BURSA’NIN EN GÜVENLİ YERLEŞİM YERİ YILDIRIM’DIR
Sizin kentsel dönüşüme bakış açınız insani ve komşuluk ilişkileri düzeyinde önemli. Bu işe el atan diğer inşaat firmalarının da böyle bir duruşu var mı?
Ben öyle bir yaklaşım olduğunu sanmıyorum. Ben, buraya girersem imar 3 kat- 5 katlı, biz 9 kat çıkartırız demedim. Bursa deprem kuşağında. Ne kadar imar verildiyse doğrudur. Şuradaki herhangi bir binanın temel kazımında kamyonları yarım doldurabiliyoruz, ağır toprak. Yunuseli’nde yarım kamyon toprak, gidene kadar şişiyor, bir kamyona çıkıyor. Tarım toprağı. Bursa’nın en güvenli yerleşim birimi Yıldırım’dır. Nilüferde benim akrabalarımın da sitesinde bazı emlakçılar geldi, tevki vekalet olarak iş yapıyor. Sizinle burayı yapacağına dair inşaat firması olarak sözleşme imzalıyor. Senin 10 dairelik hakkın varsa 3 daire veriyor. Başka bir inşaat firmasına devrediyor, 4 daire hakkıyla. Reel inşaat firmaları ile yapılması gerek. Suistimale çok açık bir durum. Avukatsız iş yapmamalarını öneriyorum. Namazgahın ortasına gökdelen diksem ne olur, çok para kazanırım ama mahalle mahallelikten çıkınca ne kıymeti var. Bu bir gönül işidir. Başka müteahhit buralara girmez, çünkü az kazanacak. İdeallerim var, ömrüm yettikçe de bu mahalledeyim. C 25 beton yazar, C30 kullanırım. Ben yatağımda rahat uyuyayım. Benim yanlış yapma şansım yok, ben Bursa’da misafir oyuncu değilim. İnşaatta yanlış yapsam ayakkabıya yansır, ayakkabıda yanlış yapsam inşaata sekte vurur.

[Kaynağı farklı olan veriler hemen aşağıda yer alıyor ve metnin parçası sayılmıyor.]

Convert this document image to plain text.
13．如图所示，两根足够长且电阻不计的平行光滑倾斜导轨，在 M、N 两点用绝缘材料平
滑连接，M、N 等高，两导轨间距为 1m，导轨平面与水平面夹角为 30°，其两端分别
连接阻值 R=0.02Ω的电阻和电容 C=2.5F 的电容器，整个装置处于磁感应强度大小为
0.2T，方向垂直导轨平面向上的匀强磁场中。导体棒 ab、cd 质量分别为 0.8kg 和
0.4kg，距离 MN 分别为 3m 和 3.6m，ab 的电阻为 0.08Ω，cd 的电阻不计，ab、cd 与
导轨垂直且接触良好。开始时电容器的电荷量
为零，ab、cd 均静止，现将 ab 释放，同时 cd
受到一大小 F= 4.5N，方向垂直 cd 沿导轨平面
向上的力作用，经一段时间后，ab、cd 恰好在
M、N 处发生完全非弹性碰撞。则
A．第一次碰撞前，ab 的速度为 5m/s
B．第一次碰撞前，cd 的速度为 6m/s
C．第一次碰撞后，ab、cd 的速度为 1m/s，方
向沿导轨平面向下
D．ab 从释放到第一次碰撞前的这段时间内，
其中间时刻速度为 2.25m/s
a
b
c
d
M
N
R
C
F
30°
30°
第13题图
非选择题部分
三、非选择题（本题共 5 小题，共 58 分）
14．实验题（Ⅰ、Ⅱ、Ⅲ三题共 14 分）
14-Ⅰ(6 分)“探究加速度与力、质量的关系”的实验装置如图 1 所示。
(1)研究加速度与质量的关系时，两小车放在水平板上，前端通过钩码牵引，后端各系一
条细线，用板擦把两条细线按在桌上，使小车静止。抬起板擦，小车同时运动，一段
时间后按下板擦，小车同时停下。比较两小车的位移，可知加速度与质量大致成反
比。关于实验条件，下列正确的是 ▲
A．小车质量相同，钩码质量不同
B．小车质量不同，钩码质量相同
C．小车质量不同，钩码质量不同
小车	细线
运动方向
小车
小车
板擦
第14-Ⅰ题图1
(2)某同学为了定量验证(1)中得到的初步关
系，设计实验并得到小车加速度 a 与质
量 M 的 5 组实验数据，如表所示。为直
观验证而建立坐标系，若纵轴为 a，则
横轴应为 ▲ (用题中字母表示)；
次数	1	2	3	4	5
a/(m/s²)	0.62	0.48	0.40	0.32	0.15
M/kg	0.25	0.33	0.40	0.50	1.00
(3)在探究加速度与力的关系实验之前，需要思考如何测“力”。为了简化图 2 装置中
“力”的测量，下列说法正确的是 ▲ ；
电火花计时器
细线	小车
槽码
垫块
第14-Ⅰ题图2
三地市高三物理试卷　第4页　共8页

İnsanlar ev alırken emlakçıdan mı ev alsınlar firmadan mı?
Kimi inşaat firması müşteri ile samimi olmak istemiyor. Ben burada oturur evi alan herkesle tanışırı konuşurum.
Vatandaş ev alırken sizin bahsettiğiniz beton kalitesi ve diğer kriterleri nasıl bilecek?
Benim satış temsilcilerim detaylı anlatıyorlar. Beton kalitesini, demir kalınlığını, standartlarımızı müşterimize açıklıyoruz. Belgelerimiz var. Ev alırken de soracaklar, nedir buradaki malzeme. Benim fiyatlarım daha uygun. Yılda 600 daire yapıyorum, bursadaki firmalarla değil direkt üretici fabrika ile toptan çalışıyorum. Başkasının 1100 liraya yaptırdığında ben 700 e yaptırıyorum. Temelden alımlarda kapısını parkesini vatandaş kendisi seçiyor.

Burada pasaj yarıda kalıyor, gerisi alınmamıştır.